Raise Your Deductible or Reduce Your Coverage
There are two surefire ways to reduce your monthly car insurance.
One is to increase your deductible. Consumers, on average, can save up to 10 percent by increasing their deductible by $500. A deductible is an amount a policyholder pays out of pocket before an insurance provider will pay a claim or expense.
The other way is to eliminate add-on coverage you may not need during COVID. Review your bill and look for extras like travel insurance, which most people don’t need because they’re not doing leisure travel right now.
Also, consider temporarily removing extra drivers on your policy, like a student who won’t be driving for the remainder of the school year.

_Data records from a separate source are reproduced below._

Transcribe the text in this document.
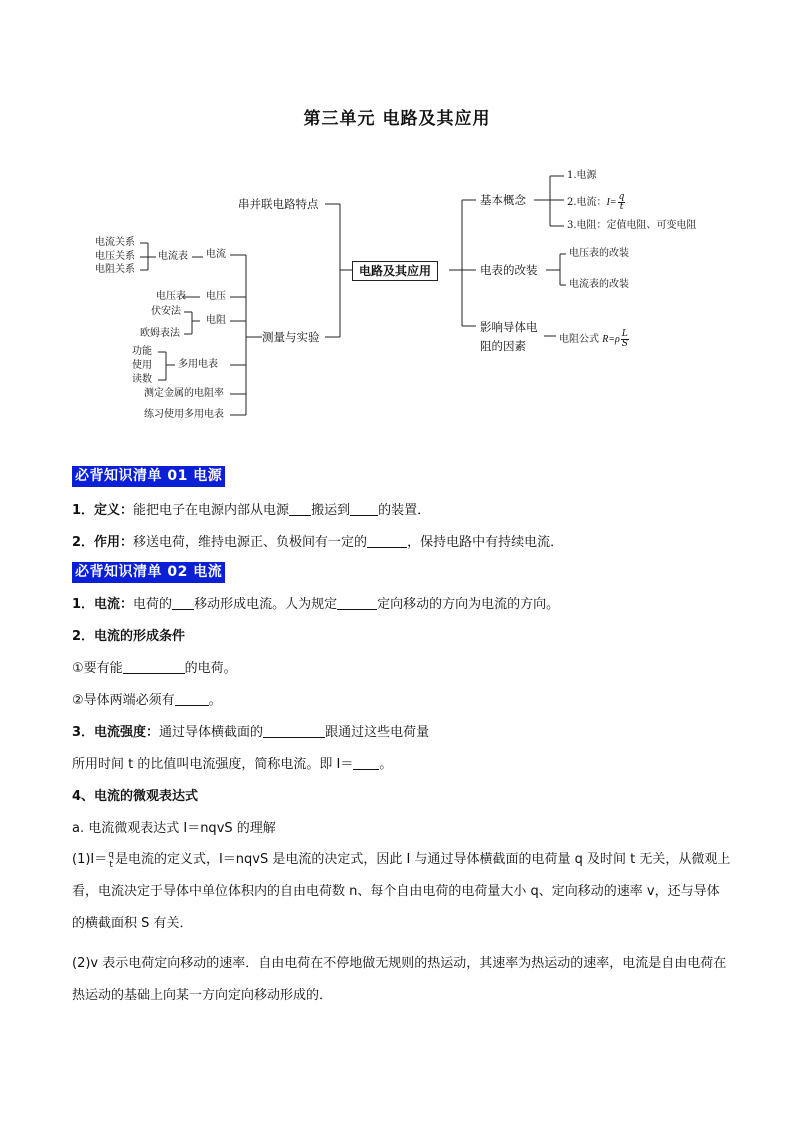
第三单元 电路及其应用
电路及其应用
串并联电路特点
测量与实验
电流关系
电压关系
电阻关系
电流表 电流
电压表 电压
伏安法
欧姆表法
电阻
功能
使用
读数
多用电表
测定金属的电阻率
练习使用多用电表
基本概念
1.电源
2.电流：$I= \frac{q}{t}$
3.电阻：定值电阻、可变电阻
电表的改装
电压表的改装
电流表的改装
影响导体电
阻的因素	电阻公式 $R=\rho \frac{L}{S}$
必背知识清单 01 电源
1．定义：能把电子在电源内部从电源 搬运到 的装置．
2．作用：移送电荷，维持电源正、负极间有一定的	，保持电路中有持续电流．
必背知识清单 02 电流
1．电流：电荷的 移动形成电流。人为规定	定向移动的方向为电流的方向。
2．电流的形成条件
①要有能	的电荷。
②导体两端必须有	。
3．电流强度：通过导体横截面的	跟通过这些电荷量
所用时间 t 的比值叫电流强度，简称电流。即 I＝ 。
4、电流的微观表达式
a. 电流微观表达式 I＝nqvS 的理解
(1)I＝ q
t 是电流的定义式，I＝nqvS 是电流的决定式，因此 I 与通过导体横截面的电荷量 q 及时间 t 无关，从微观上看，电流决定于导体中单位体积内的自由电荷数 n、每个自由电荷的电荷量大小 q、定向移动的速率 v，还与导体的横截面积 S 有关．
(2)v 表示电荷定向移动的速率．自由电荷在不停地做无规则的热运动，其速率为热运动的速率，电流是自由电荷在热运动的基础上向某一方向定向移动形成的．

Even though you may be looking to eliminate some add-on coverage, you may want to think twice about cutting comprehensive coverage.
Comprehensive car insurance covers anything that is not collision-related, like weather-related damages, fire, theft, vandalism and windshield breakage. It may make sense to keep comprehensive coverage during COVID.
Change to Non-Owner Coverage
If you stopped owning a car during COVID but still drive a rental car, a friend’s car, a family member’s car or some other vehicle not owned by you, consider switching to non-owner car insurance.
Non-owner car insurance is exactly what it sounds like: car insurance for people who don’t own vehicles. It is designed for people who don’t own a vehicle but often borrow or rent one. Most people can purchase non-owner coverage at rates averaging between $300 and $500 a year.
Traditionally, auto insurance policies are offered in six-month or one-year increments. That said, some companies have coverage plans that allow you to purchase a policy for a limited time, a specified circumstance, or based on mileage.
Switch to Cheaper Insurance
First of all, switching to another insurance company does not automatically mean lower premiums. That said, cutting costs by changing your provider could be an option.
In fact, US News & World Report says consumers should use the involuntary downtime imposed by COVID to reassess whether their current insurer is offering the best rates for their needs.
Before switching insurance companies during COVID, you should:
- Read your entire policy carefully so that you’re familiar with the terms and the consequences of making any changes.
- Find out your policy’s renewal date because you may have to pay an early termination fee if you cancel after the renewal window.
- Get competitive auto insurance quotes so you can compare them against each other and to your current rates.
What Not to Do With Car Insurance During COVID
As you can see, there are several things you can do to lower your car insurance costs during COVID. But equally as important is what not to do with your car insurance during the pandemic.
Don’t Let Your Car Insurance Lapse
Your coverage could lapse or be canceled by the insurance company if premiums aren’t paid on time. That is why it’s important to request a grace period, deferment or forbearance as soon as you suspect you may need more time to make a payment.
Don’t Cancel Your Policy
Don’t ever cancel your insurance without getting replacement coverage. Just canceling your insurance because you could no longer afford it could raise your rates later. Try to find a short-term solution, like the ones suggested above, with your provider.
What happens if my car insurance lapses or cancels?
All states require drivers to be financially responsible, and most have mandatory auto insurance requirements with minimum liability coverage limits.
If you let your policy lapse or cancel, you can’t legally drive a vehicle. Driving without insurance can be a costly decision. If you get caught, you could get ticketed, have to pay a fine, have your driver’s license suspended or revoked, or even go to jail.
Additionally, most vehicle financing companies contractually require the borrower to maintain car insurance. If you no longer have car insurance, the financing company may be able to take back the car.
If you need relief from your car insurance premiums due to financial hardship, contact your provider about the COVID-19 relief programs they may be offering.